I have been reading this book whilst on holiday, in preparation for my next assignment, Reading Photographs, An Introduction to the Theory and Meaning of Images, by Richard Salkeld, published by Bloomsbury. This is part of a set of about x10 text-books that are very good and this appears to be last last one of the series for photography that I hadn’t read.
This book is divided in to 6 chapters covering the following topics:
What is a Photograph – Briefly covers the history from invention and marriage of chemistry and optics, through to the evolution of photography and its practice. Case-study.
Reading the signs – Briefly covers the theory of meaning, language, semiotics, ideology in an easy to understand way. Case-study.
Truth and Lies – Considers images reflecting truth in what is real, representation and reality, facts and fiction. Case-study.
Identity – Covers people and portraits, signifying identity, looking,the body. Case-study.
Big-Brother – The modern world, the bad, the mad and the other, surveillance society: and Panopticon (originally a 19th century idea to watch prisoners in a specially designed prison). Who is looking at whom? Public spaces – private lives. Case-study.
Aesthetics – Is it Art? What is art? Photography as art the history of an idea, into postmodernism. Case-study.
This is a very good and useful book to read, in fact I read it twice. An easy read and very well illustrated with profiles on key authors for further reading such as Roland Barthes and John Berger to name just a couple. I would strongly recommend this book and I am surprised that it is not listed as either recommended or essential reading for my OCA course covering Context and Narrative.
Susan Sontag, On Photography, (1979) London, Penguin, ISBN: 978-0-14-005397-5.
This book by Susan Sontag is a collection of essays discussing how photography has influenced the world since its invention and how it has played a part in the surrealist art movement in the 20th Century.
The book was first published in 1977 and although photography has moved on she spends a lot of time discussing how photography was first introduced accepted or not and how it came to be the most enduring and influential part of the surrealist movement.
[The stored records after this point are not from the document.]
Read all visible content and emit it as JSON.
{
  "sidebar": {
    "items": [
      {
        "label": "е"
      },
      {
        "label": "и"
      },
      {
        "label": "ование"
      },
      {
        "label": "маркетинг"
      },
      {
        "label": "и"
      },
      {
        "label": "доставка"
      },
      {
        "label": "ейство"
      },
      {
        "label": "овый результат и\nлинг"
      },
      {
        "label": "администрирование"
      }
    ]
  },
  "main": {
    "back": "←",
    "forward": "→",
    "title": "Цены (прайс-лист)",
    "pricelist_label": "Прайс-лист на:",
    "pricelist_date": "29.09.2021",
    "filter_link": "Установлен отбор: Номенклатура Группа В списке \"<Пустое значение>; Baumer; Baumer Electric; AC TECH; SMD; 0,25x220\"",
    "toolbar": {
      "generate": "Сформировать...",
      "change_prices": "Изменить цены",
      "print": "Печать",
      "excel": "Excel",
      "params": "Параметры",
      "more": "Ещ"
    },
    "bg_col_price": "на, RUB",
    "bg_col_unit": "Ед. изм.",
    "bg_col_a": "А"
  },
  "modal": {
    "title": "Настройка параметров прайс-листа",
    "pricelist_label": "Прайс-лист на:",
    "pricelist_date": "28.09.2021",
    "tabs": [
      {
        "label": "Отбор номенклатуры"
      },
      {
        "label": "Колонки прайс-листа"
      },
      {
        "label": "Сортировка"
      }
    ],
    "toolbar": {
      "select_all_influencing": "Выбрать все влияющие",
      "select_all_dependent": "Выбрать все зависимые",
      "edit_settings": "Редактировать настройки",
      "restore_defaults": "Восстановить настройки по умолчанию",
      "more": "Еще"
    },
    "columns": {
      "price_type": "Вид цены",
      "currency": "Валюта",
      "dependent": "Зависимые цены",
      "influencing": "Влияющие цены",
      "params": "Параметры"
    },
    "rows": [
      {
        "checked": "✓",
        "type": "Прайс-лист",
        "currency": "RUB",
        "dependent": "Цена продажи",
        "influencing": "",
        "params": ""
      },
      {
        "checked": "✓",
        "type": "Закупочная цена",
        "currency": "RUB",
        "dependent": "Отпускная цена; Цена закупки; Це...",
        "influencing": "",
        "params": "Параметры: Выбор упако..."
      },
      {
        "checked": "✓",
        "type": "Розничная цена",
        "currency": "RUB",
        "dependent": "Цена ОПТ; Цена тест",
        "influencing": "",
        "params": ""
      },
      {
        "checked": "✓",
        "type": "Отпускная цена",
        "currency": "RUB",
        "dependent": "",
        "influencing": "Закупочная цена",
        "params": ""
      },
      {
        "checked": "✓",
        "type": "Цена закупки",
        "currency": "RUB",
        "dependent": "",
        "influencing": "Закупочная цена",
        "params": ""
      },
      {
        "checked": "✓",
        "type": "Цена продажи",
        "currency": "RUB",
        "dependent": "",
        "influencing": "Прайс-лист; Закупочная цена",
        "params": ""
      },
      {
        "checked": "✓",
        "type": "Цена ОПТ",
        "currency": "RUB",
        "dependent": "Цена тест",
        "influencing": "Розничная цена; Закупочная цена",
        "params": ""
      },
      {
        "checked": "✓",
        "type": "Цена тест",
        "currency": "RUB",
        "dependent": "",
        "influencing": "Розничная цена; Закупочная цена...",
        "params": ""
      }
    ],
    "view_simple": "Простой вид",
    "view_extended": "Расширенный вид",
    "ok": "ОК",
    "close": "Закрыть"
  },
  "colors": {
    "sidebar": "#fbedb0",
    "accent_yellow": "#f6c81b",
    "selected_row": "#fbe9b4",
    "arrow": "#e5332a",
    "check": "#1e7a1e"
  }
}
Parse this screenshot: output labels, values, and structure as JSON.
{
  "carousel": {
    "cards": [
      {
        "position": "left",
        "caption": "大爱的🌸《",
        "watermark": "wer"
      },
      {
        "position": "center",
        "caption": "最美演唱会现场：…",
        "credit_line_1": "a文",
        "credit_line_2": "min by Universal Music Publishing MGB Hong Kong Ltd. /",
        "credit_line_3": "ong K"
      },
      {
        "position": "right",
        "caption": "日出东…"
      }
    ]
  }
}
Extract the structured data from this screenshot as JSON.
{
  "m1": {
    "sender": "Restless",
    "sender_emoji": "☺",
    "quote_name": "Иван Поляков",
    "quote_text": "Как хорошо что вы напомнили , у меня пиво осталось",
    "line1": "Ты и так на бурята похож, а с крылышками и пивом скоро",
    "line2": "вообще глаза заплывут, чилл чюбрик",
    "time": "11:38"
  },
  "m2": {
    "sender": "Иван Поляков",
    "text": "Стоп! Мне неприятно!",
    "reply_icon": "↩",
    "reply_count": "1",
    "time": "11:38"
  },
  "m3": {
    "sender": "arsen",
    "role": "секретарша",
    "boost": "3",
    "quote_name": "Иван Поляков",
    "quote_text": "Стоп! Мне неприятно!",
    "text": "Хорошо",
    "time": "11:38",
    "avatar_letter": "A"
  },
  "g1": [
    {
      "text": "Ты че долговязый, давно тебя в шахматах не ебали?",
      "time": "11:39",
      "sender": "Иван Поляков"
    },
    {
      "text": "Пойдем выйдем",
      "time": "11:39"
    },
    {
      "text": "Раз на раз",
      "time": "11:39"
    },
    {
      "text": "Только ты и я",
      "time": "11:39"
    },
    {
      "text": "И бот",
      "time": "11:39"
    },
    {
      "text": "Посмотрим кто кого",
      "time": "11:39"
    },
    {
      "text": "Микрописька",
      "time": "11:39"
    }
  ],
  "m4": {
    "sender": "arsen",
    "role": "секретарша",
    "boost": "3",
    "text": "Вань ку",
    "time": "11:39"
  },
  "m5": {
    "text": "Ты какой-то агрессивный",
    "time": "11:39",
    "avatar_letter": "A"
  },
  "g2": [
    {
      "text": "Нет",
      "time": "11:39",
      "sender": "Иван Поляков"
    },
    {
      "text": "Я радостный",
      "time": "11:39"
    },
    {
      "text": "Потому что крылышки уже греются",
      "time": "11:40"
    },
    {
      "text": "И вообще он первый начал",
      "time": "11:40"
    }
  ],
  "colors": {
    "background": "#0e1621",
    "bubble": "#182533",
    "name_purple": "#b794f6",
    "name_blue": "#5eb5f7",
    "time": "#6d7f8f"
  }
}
She also looks at how photographs are used and how they can be re-used.
Topics and points to note:
In teaching us a new visual code, photographs alter and enlarge out notion of what is worth looking at and what we have a right to observe.
Photos are a grammar and even more importantly, an ethics of seeing.
Photos give us the sense that we can hold the world in our hands.
In photographs the image is also an object.
As object they can be collected, bought & sold, cherished, thrown away, lost & found, etc, etc.
Photographs furnish evidence, they appear to provide proof when something is in doubt.
A photograph justifies, for example through use of surveillance and is a presumption of proof that something exists.
Photography has become almost as widely practiced an amusement as sex and dancing – which means that like all mass art form, photography is not practiced by people as an art. It is mainly a social rite, a defence against anxiety and a tool of power.
Photographs can abet desire and emotions of morality.
The industrialisation of photography permitted its rapid absorption into bureaucratic ways of running society…photographs became part of the general furniture of the environment – touchstones and confirmations of that reductive approach to reality which is considered realistic. Photographs were enrolled in the service of important institutions of control, notably the family and the police, as symbolic object and as pieces of information….many important documents are not valid unless they have affixed to them, a photographic-token of the citizen’s face.